Environment minister Maria da Graça Carvalho has appealed to the “people of the Algarve, and the country” to let work on the desalination plant, to be located near Praia da Falésia in Albufeira, go ahead without further judicial battles.
Visiting ‘renaturalisation’ efforts on the Ancão Peninsula at Faro Beach on Saturday, the minister stressed “there is something I want to transmit, and ask the people of the Algarve, and the country: it is ‘let work begin’. Do not put any more obstacles in our way with injunctions or court cases, because that is preventing the Algarve from having the water it needs to develop,” she said – perpetuating the government mantra that the Algarve’s future water resilience lies in infrastructures such as the desalination plant (when opponents argue the region would have all the water it needs if large monocultures were not encouraged).

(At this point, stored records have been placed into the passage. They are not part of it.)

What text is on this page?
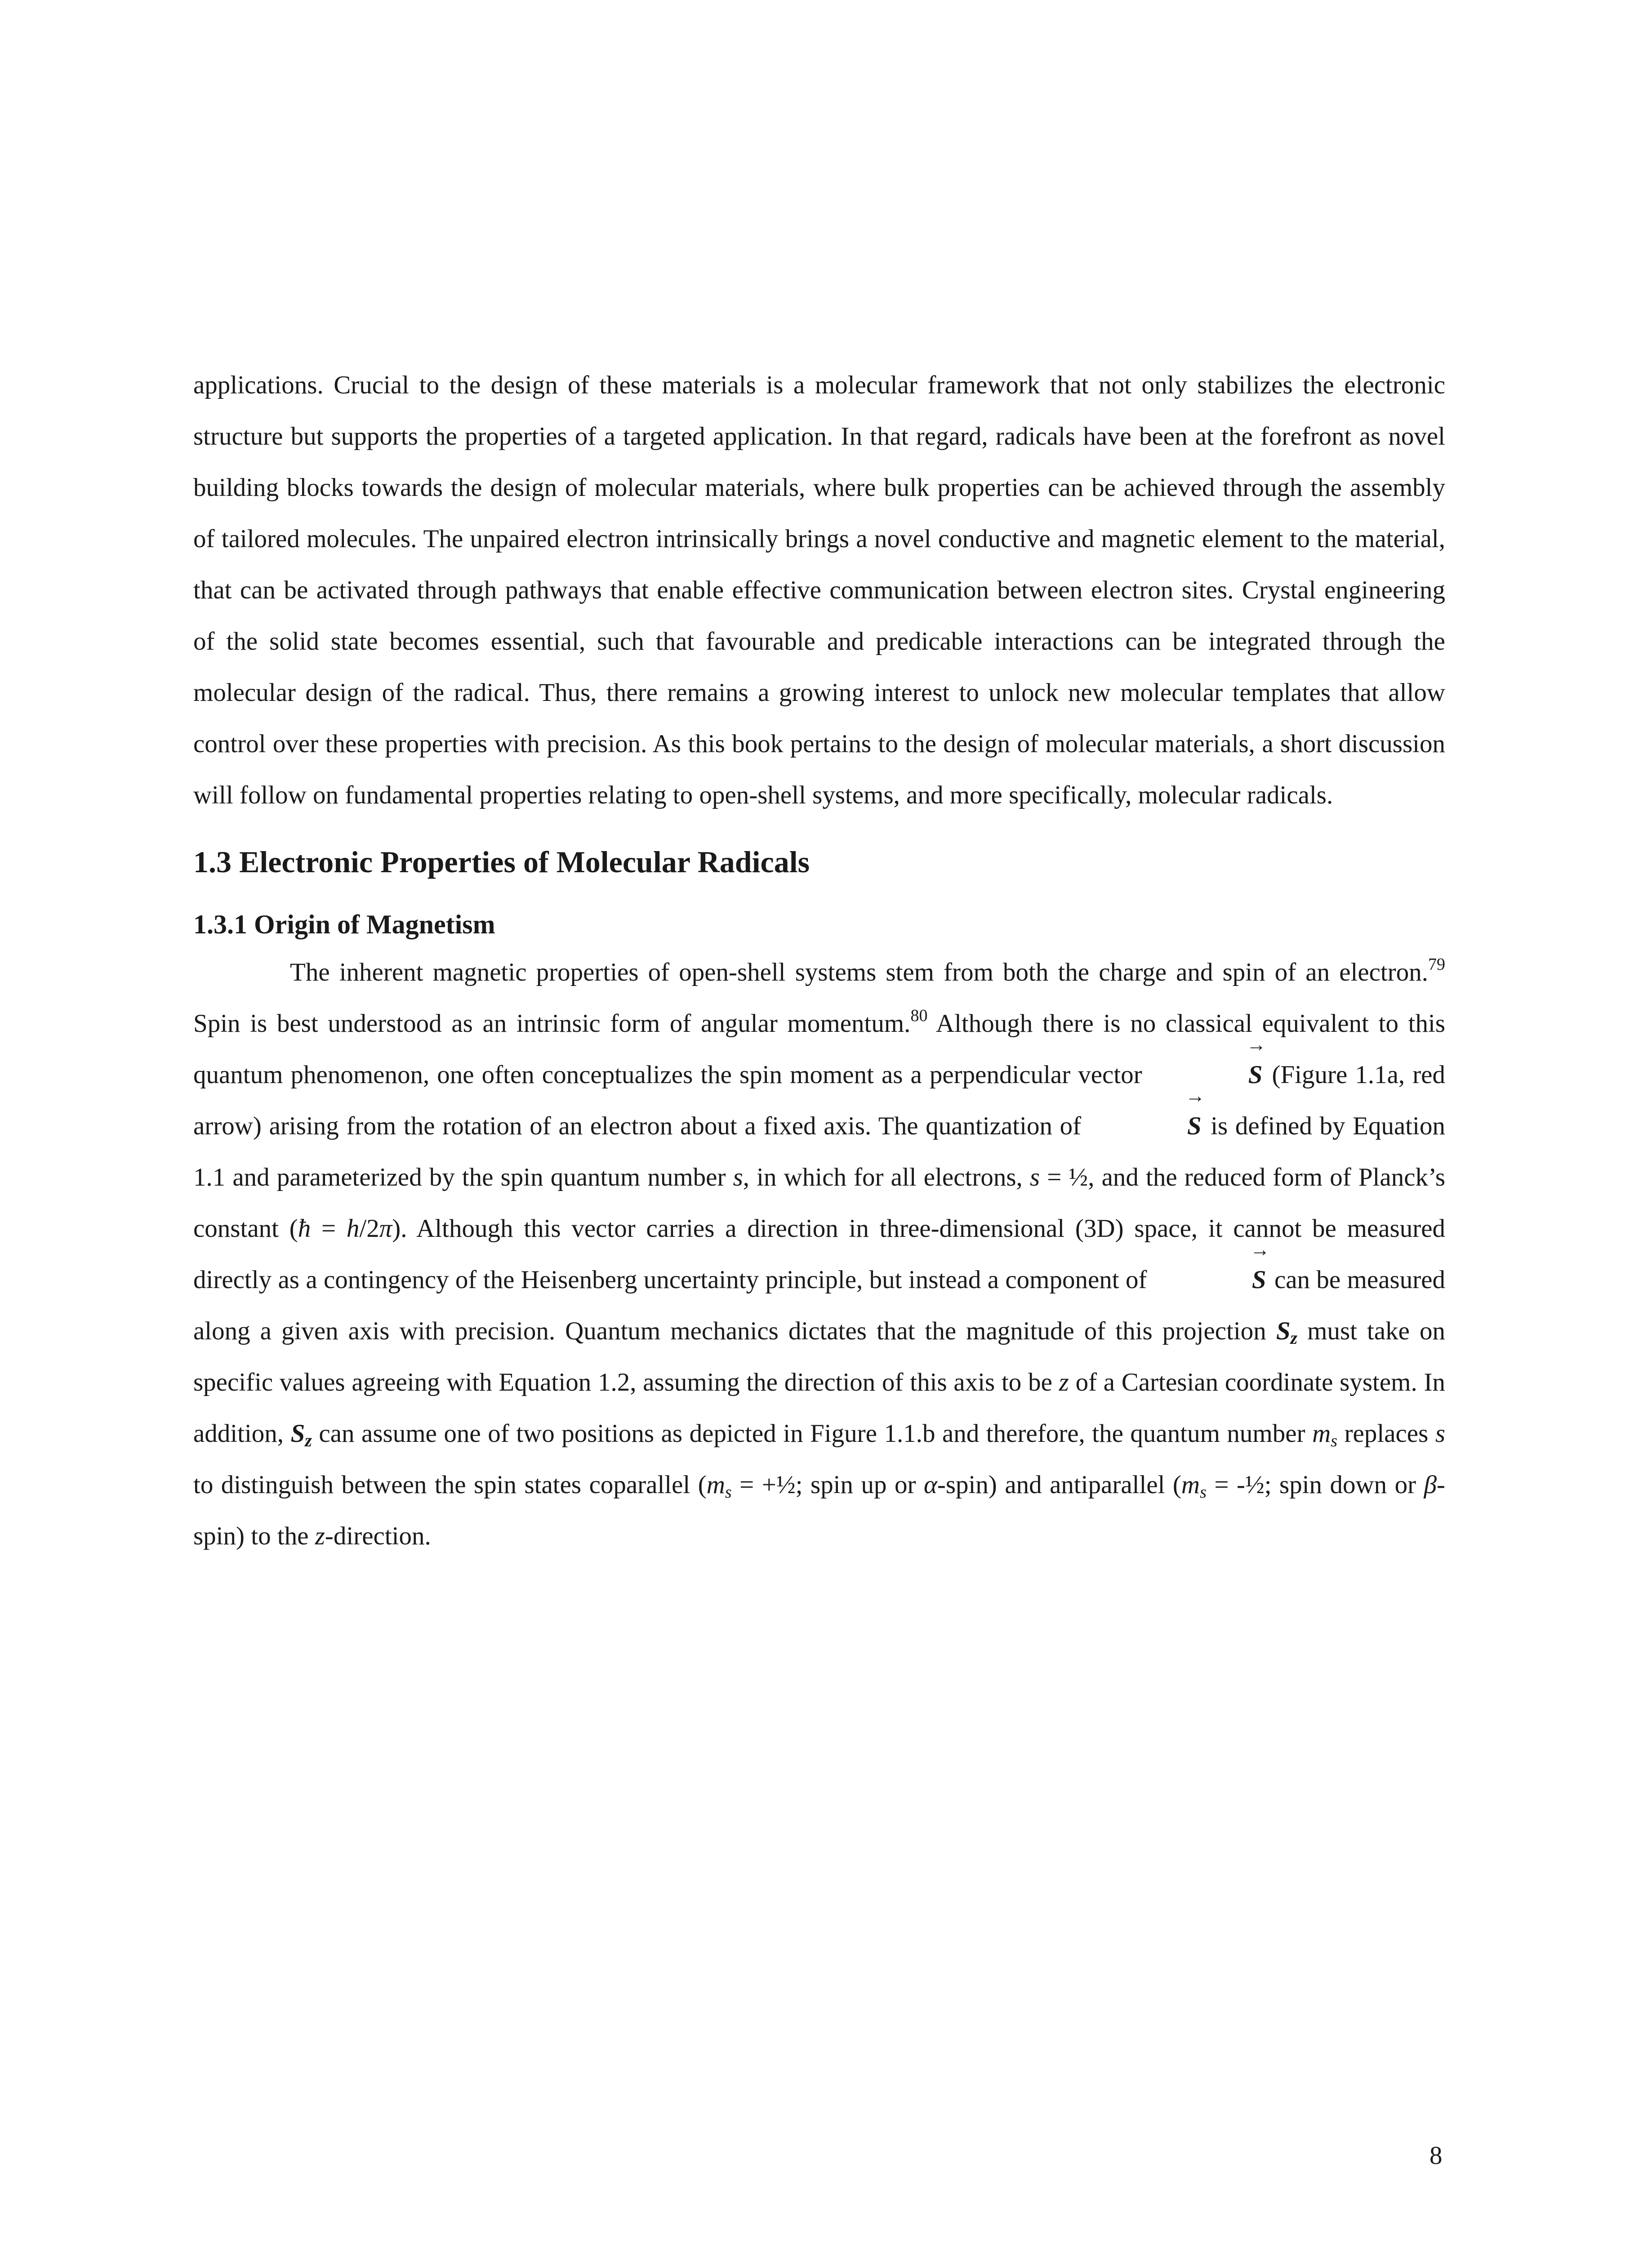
applications. Crucial to the design of these materials is a molecular framework that not only stabilizes the electronic structure but supports the properties of a targeted application. In that regard, radicals have been at the forefront as novel building blocks towards the design of molecular materials, where bulk properties can be achieved through the assembly of tailored molecules. The unpaired electron intrinsically brings a novel conductive and magnetic element to the material, that can be activated through pathways that enable effective communication between electron sites. Crystal engineering of the solid state becomes essential, such that favourable and predicable interactions can be integrated through the molecular design of the radical. Thus, there remains a growing interest to unlock new molecular templates that allow control over these properties with precision. As this book pertains to the design of molecular materials, a short discussion will follow on fundamental properties relating to open-shell systems, and more specifically, molecular radicals.

1.3 Electronic Properties of Molecular Radicals
1.3.1 Origin of Magnetism

The inherent magnetic properties of open-shell systems stem from both the charge and spin of an electron.$^{79}$ Spin is best understood as an intrinsic form of angular momentum.$^{80}$ Although there is no classical equivalent to this quantum phenomenon, one often conceptualizes the spin moment as a perpendicular vector
→
S (Figure 1.1a, red arrow) arising from the rotation of an electron about a fixed axis. The quantization of
→
S is defined by Equation 1.1 and parameterized by the spin quantum number s, in which for all electrons, s = ½, and the reduced form of Planck’s constant (ħ = h/2π). Although this vector carries a direction in three-dimensional (3D) space, it cannot be measured directly as a contingency of the Heisenberg uncertainty principle, but instead a component of
→
S can be measured along a given axis with precision. Quantum mechanics dictates that the magnitude of this projection $S_z$ must take on specific values agreeing with Equation 1.2, assuming the direction of this axis to be z of a Cartesian coordinate system. In addition, $S_z$ can assume one of two positions as depicted in Figure 1.1.b and therefore, the quantum number $m_s$ replaces s to distinguish between the spin states coparallel ($m_s$ = +½; spin up or α-spin) and antiparallel ($m_s$ = -½; spin down or β-spin) to the z-direction.

8
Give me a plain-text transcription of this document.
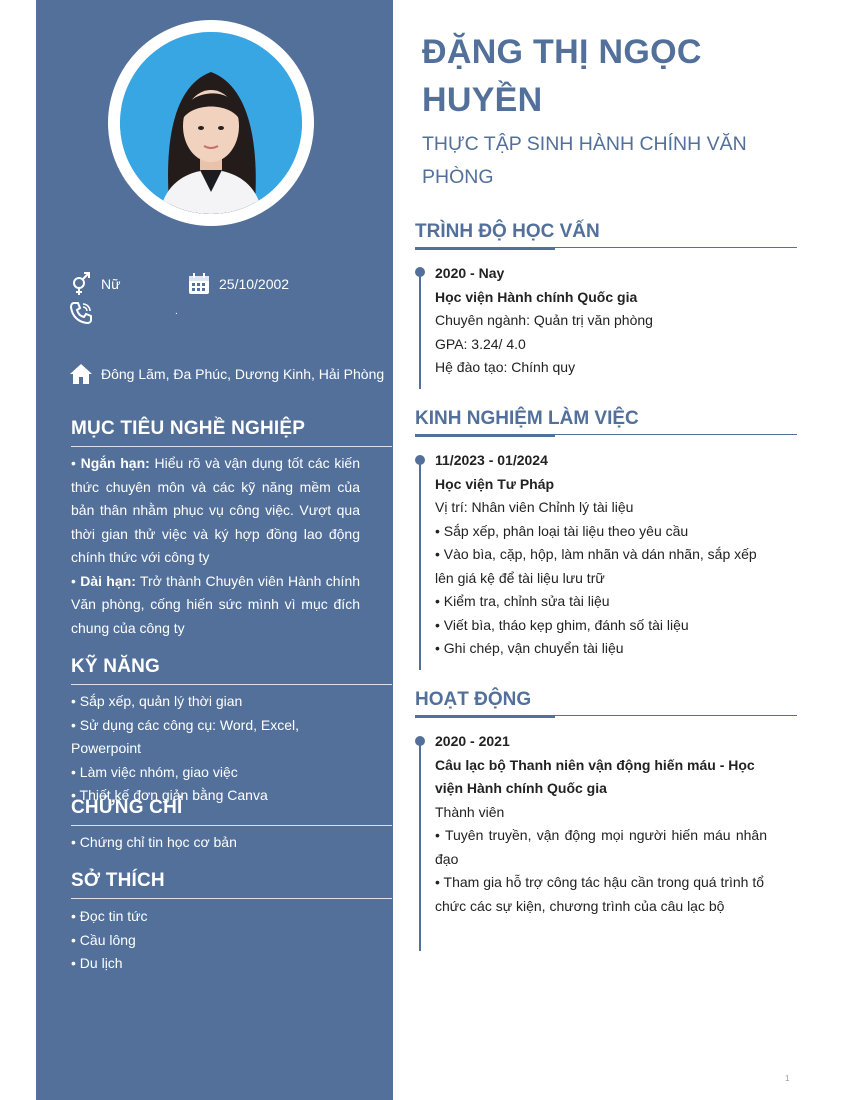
Nữ	25/10/2002
.
Đông Lãm, Đa Phúc, Dương Kinh, Hải Phòng
MỤC TIÊU NGHỀ NGHIỆP
• Ngắn hạn: Hiểu rõ và vận dụng tốt các kiến thức chuyên môn và các kỹ năng mềm của bản thân nhằm phục vụ công việc. Vượt qua thời gian thử việc và ký hợp đồng lao động chính thức với công ty
• Dài hạn: Trở thành Chuyên viên Hành chính Văn phòng, cống hiến sức mình vì mục đích chung của công ty
KỸ NĂNG
• Sắp xếp, quản lý thời gian
• Sử dụng các công cụ: Word, Excel, Powerpoint
• Làm việc nhóm, giao việc
• Thiết kế đơn giản bằng Canva
CHỨNG CHỈ
• Chứng chỉ tin học cơ bản
SỞ THÍCH
• Đọc tin tức
• Cầu lông
• Du lịch
ĐẶNG THỊ NGỌC HUYỀN
THỰC TẬP SINH HÀNH CHÍNH VĂN PHÒNG
TRÌNH ĐỘ HỌC VẤN
2020 - Nay
Học viện Hành chính Quốc gia
Chuyên ngành: Quản trị văn phòng
GPA: 3.24/ 4.0
Hệ đào tạo: Chính quy
KINH NGHIỆM LÀM VIỆC
11/2023 - 01/2024
Học viện Tư Pháp
Vị trí: Nhân viên Chỉnh lý tài liệu
• Sắp xếp, phân loại tài liệu theo yêu cầu
• Vào bìa, cặp, hộp, làm nhãn và dán nhãn, sắp xếp lên giá kệ để tài liệu lưu trữ
• Kiểm tra, chỉnh sửa tài liệu
• Viết bìa, tháo kẹp ghim, đánh số tài liệu
• Ghi chép, vận chuyển tài liệu
HOẠT ĐỘNG
2020 - 2021
Câu lạc bộ Thanh niên vận động hiến máu - Học viện Hành chính Quốc gia
Thành viên
• Tuyên truyền, vận động mọi người hiến máu nhân đạo
• Tham gia hỗ trợ công tác hậu cần trong quá trình tổ chức các sự kiện, chương trình của câu lạc bộ
1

Ms Carvalho’s message was that “at the end of 2023, water stored in the Algarve was 24% (of available capacity). Now it is 87%” – but that could change quickly after a long, dry summer with millions of high-season visitors.
Again, opponents would point to the myriad works already effected (repairing leaky dams and municipal mains) as being some of the reasons for increased water capacity (and the minister did acknowledge these). The greatest concerns about the planned desalination plant have always been the pollution it threatens the natural environment (particularly the sea).
The minister’s message, however, was that, as things stand today, the plan for the plant – latest costing of which lies in the region of €108 million – is ready to start moving forwards in February.
If this happens, seawater could start being converted into ‘sweet water’ “by the end of 2026, or beginning of 2027” – and, in the minister’s view, would “help resolve the problem of water in the Algarve for 20 to 30 years”.
As the government has said in the past, the plant will be located in the municipality of Albufeira, integrating the Algarve’s multi-municipal water supply system, under the Regional Water Efficiency Plan.
The project is financed by the Sustainable Operational Programme 2030, with support from the Cohesion Fund and the Environmental Fund, and is designed to produce around 16 million cubic metres (m³) of water per year, with the possibility of generating up to 24 million m³/year in the future.
€800 million invested in water
Maria da Graça Carvalho took advantage of the occasion to recall that the Algarve will be receiving around €800 million in investments to solve ‘the water problem’, from the Recovery and Resilience Programme (PRR), the Sustainable Operational Programme 2030 and the Environmental Fund.
“Some of them, the smaller ones, have already been completed. There is already water from the Wastewater Treatment Plants (WWTP) for reuse,” she said, while the Pomarão water transfer project (another undertaking that has elicited local opposition) is currently out to tender.
The minister also highlighted coordination with Spain and the Alentejo region as “an example of cohesion within our country and with our neighbouring country, with works, savings and everything that the books say should be done in a water crisis – and we managed to solve it, also with the help of the rain,” she added.
Support for the government’s wider water strategy is not consensual and has even seen groups outside the Algarve ‘complain’ that everything being done is to aid agribusiness/ tourism at the expense of the natural environment.
In March last year, the ProTejo movement of citizens dubbed the government’s ‘Water that Unites strategy’ an “environmental and social disaster.